Sin dalla prima personale, tenuta alla galleria Cairola di Milano nel 1956 e presentata da Felice Casorati, Elisabetta riscuote un grosso successo di critica e di mercato vendendo la maggior parte dei lavori esposti. In questa prima fase, dove si fa firma Elisa (8), potremmo dire che l’artista sperimenta ancora i mezzi che ha a disposizione e ne affina la padronanza, per questo la sua attenzione è come se fosse rivolta all’esterno. Ma dai primi anni ’60 rapidamente tutta l’energia è convogliata verso quella ricerca del se’ che la accompagnerà sempre e che caratterizzerà costantemente il suo lavoro.

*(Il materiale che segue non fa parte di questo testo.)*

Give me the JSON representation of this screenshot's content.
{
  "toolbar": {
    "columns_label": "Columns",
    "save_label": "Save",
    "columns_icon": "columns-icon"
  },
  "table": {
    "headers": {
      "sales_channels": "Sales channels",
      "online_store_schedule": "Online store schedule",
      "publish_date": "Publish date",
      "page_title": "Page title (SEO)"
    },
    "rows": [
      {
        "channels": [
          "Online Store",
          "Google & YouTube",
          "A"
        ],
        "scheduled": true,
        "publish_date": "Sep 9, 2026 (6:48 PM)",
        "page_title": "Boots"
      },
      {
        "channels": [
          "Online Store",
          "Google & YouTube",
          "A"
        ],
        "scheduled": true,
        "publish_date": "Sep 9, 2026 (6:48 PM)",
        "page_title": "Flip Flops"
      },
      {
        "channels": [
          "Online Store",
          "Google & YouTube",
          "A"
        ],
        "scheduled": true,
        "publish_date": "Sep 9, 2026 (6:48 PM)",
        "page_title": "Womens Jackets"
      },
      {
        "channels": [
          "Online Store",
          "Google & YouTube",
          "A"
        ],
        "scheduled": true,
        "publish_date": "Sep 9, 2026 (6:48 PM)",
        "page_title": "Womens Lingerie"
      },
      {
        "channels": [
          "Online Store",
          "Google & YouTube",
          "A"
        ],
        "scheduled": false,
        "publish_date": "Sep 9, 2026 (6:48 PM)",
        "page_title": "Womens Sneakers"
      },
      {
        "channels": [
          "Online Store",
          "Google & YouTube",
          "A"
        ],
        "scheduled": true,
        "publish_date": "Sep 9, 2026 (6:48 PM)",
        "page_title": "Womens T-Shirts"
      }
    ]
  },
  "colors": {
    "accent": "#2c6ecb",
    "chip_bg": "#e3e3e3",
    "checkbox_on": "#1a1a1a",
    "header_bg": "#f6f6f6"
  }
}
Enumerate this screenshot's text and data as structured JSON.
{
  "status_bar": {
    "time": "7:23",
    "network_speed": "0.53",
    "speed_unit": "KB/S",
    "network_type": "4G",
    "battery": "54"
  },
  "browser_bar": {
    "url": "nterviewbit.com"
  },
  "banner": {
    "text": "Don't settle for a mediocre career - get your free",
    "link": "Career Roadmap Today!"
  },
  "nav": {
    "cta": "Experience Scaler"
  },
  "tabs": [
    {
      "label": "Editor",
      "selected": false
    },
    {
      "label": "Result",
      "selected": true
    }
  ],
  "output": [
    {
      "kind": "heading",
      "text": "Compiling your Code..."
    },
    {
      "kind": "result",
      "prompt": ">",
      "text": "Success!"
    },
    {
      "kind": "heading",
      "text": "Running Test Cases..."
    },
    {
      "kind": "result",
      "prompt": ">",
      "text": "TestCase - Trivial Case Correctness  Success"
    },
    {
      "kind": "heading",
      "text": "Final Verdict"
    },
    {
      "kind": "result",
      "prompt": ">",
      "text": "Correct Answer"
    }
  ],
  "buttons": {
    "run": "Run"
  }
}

In questo senso va intesa la selezione delle opere qui presentate che datano dai primi anni ’60 fino a tempi recentissimi. L’intenzione è quella di sottolineare il fil rouge che le lega, quella irresistibile spinta dell’ego ad emergere per trovare, attraverso le opere, una imperitura celebrazione. Naturalmente questo percorso, nel tempo, attraversa fasi distinte, ma non è un caso che la prima opera di questa mostra Alla ricerca del tempo perduto (Proust) del 1961 e l’ultima, Ego del 2018, anche nei loro titoli siano esemplificative dei termini attraverso i quali si snoda questa lunga parabola creativa.
P.C.
Note:
1. Conversazione avvenuta a Roma a casa dell’artista, nel mese di settembre 2019. Il progetto a cui si fa riferimento è Three Aprochaes to Poetry: M.Bentivgolio, A.Etlinger, E.Gut, Artissima Oval Lingotto, Torino, Novembre 2019.
2. Ci vuole un fiore canzone di Sergio Endrigo, testo di G.Rodari, 1974.
3 L’artista ha realizzato diverse serie di Strumenti musicali esposte nelle seguenti mostre personali: Semi e segni, Galleria Cortese & Lisanti, Roma, 2009; Books Without Words: The Visual Poetry of Elisabetta Gut, National Museum of Women in the Arts, Washington, USA, 2010; Cutting through: the art of Elisabetta Gut, Maitland Regional Art Gallery (MRAG), Maitland, Australia, 2012.
4. Si tratta di tre serie di assemblage realizzati tra il 1972 e il 1978 ed esposti nelle seguenti occasioni: Gut, Palazzo Arengario, Monza, 7-18 dicembre 1973; X Quadriennale Nazionale d’Arte di Roma. Artisti stranieri operanti in Italia, Palazzo delle Esposizioni, Roma, 9 giugno – 10 luglio 1977; Elisabetta Gut 1956-1981: un filo ininterrotto, a cura di M.Bentivoglio, Pinacoteca e Musei Comunali, Macerata, 1981.
5. Elisabetta Gut 1956-1981: un filo ininterrotto, Ibidem.
6. Elisabetta Gut si spegne a Roma il 16 maggio 2024.
7. Cfr. N.Ponente, 1970; M.Torrente, 1973; G.Montana, 1976; M.Bentivoglio, 1981, 2009.
8. L’artista inizialmente quando firma per esteso utilizza il suo nome di battesimo, Elisa.